Speculative money has boosted cotton futures prices in recent months. The speculative fund sector includes “hedge funds” or “managed money” that either buy or sell commodity futures contracts in anticipation of uptrends or downtrends. Thus there are periods when more of these trend followers are short than long. This is shown for cotton futures in Figure 1 when the teal colored area spikes downward below the zero line. The other type of speculators are large institutional “mutual fund” type speculators that buy, hold, and roll commodity futures to track along with popular indexes of commodity prices, such as the Standard and Poor’s–Goldman Sachs Commodity Index, the Dow Jones–UBS Commodity Index, or the Reuters-Jeffries “CRB” index. These “index funds” are always net long, as shown in the darker blue area of Figure 1. When both of these types of funds are net long, the resulting futures buying can pull prices higher than fundamental economics would warrant. Recent history shows examples of that during 2007, early 2010, early 2013, and most recently during the period since Thanksgiving of 2013.
It is not my purpose here to revisit older questions or accusations about how speculators allegedly distort the cotton market. From my standpoint, speculative forces are here to stay, and they appear to act as a catalyst to price movements. They may help you get higher pricing opportunities, but those opportunities may be short-lived.

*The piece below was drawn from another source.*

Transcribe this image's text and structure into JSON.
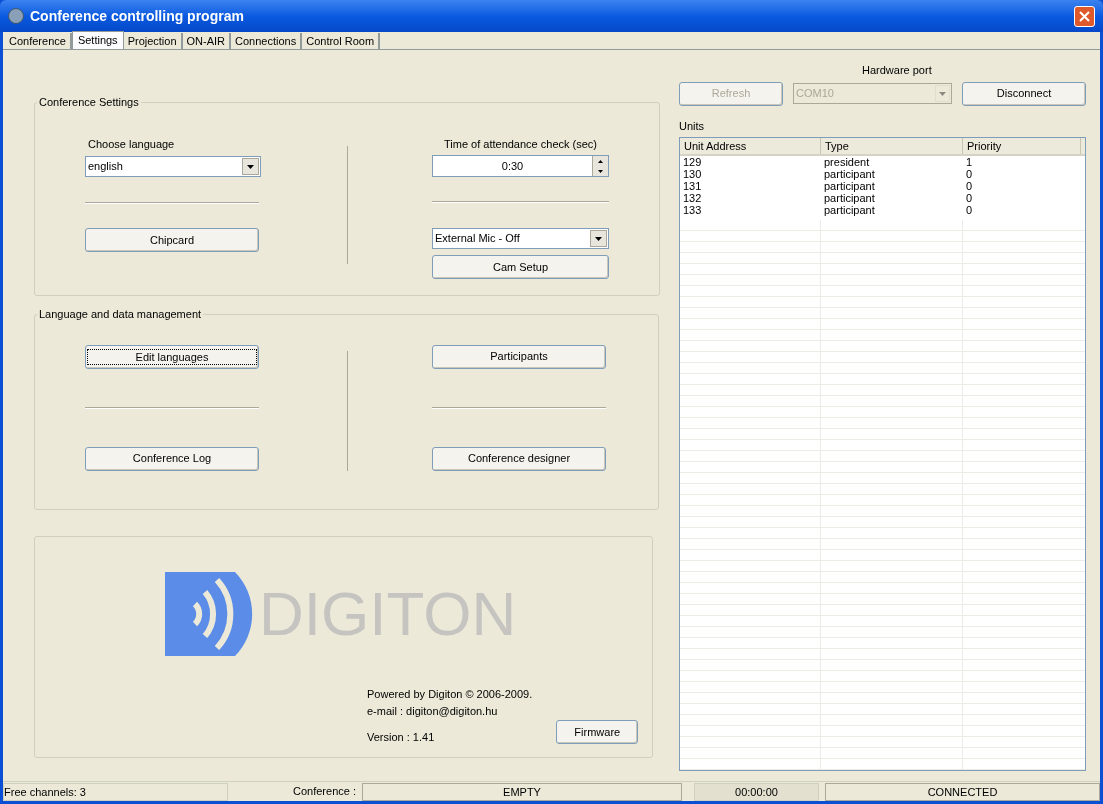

Since November of 2013, the hedge fund position in cotton futures has varied from almost 6,000 contracts net short (i.e., there were more sellers than buyers) to almost 55,000 contracts net long. The last time we had nearby cotton futures below 80 cents was last November when the hedge funds were net short. Since last December the hedge fund position rose from 25,000 net long contracts to 33,000 contracts by New Years, to over 40,000 contracts in February, to a peak of almost 55,000 contracts in mid-March. Since early February the index fund net long position has risen from over 55,000 contracts to over 62,000 contracts.
Together the increasing speculative fund holdings in cotton futures represent a lot of buying, and nearby cotton futures have marched upward from 80 cents to the lower/mid 90s. Statistically speaking, given the variations in price and total speculative net position since 2013, a 10,000 contract change in the speculative position should give a corresponding 1.67 cent change in nearby cotton futures price, in the same direction. That is just the contribution of fund buying and selling, not commercial buying and selling. Those results suggest that almost 9 cents of the post-Thanksgiving price rally is due to fund buying. Send them a thank-you card for the higher prices, but don’t be too surprised if some unexpected bearishness, perhaps non-cotton or non-ag related causes them to downshift their long positions.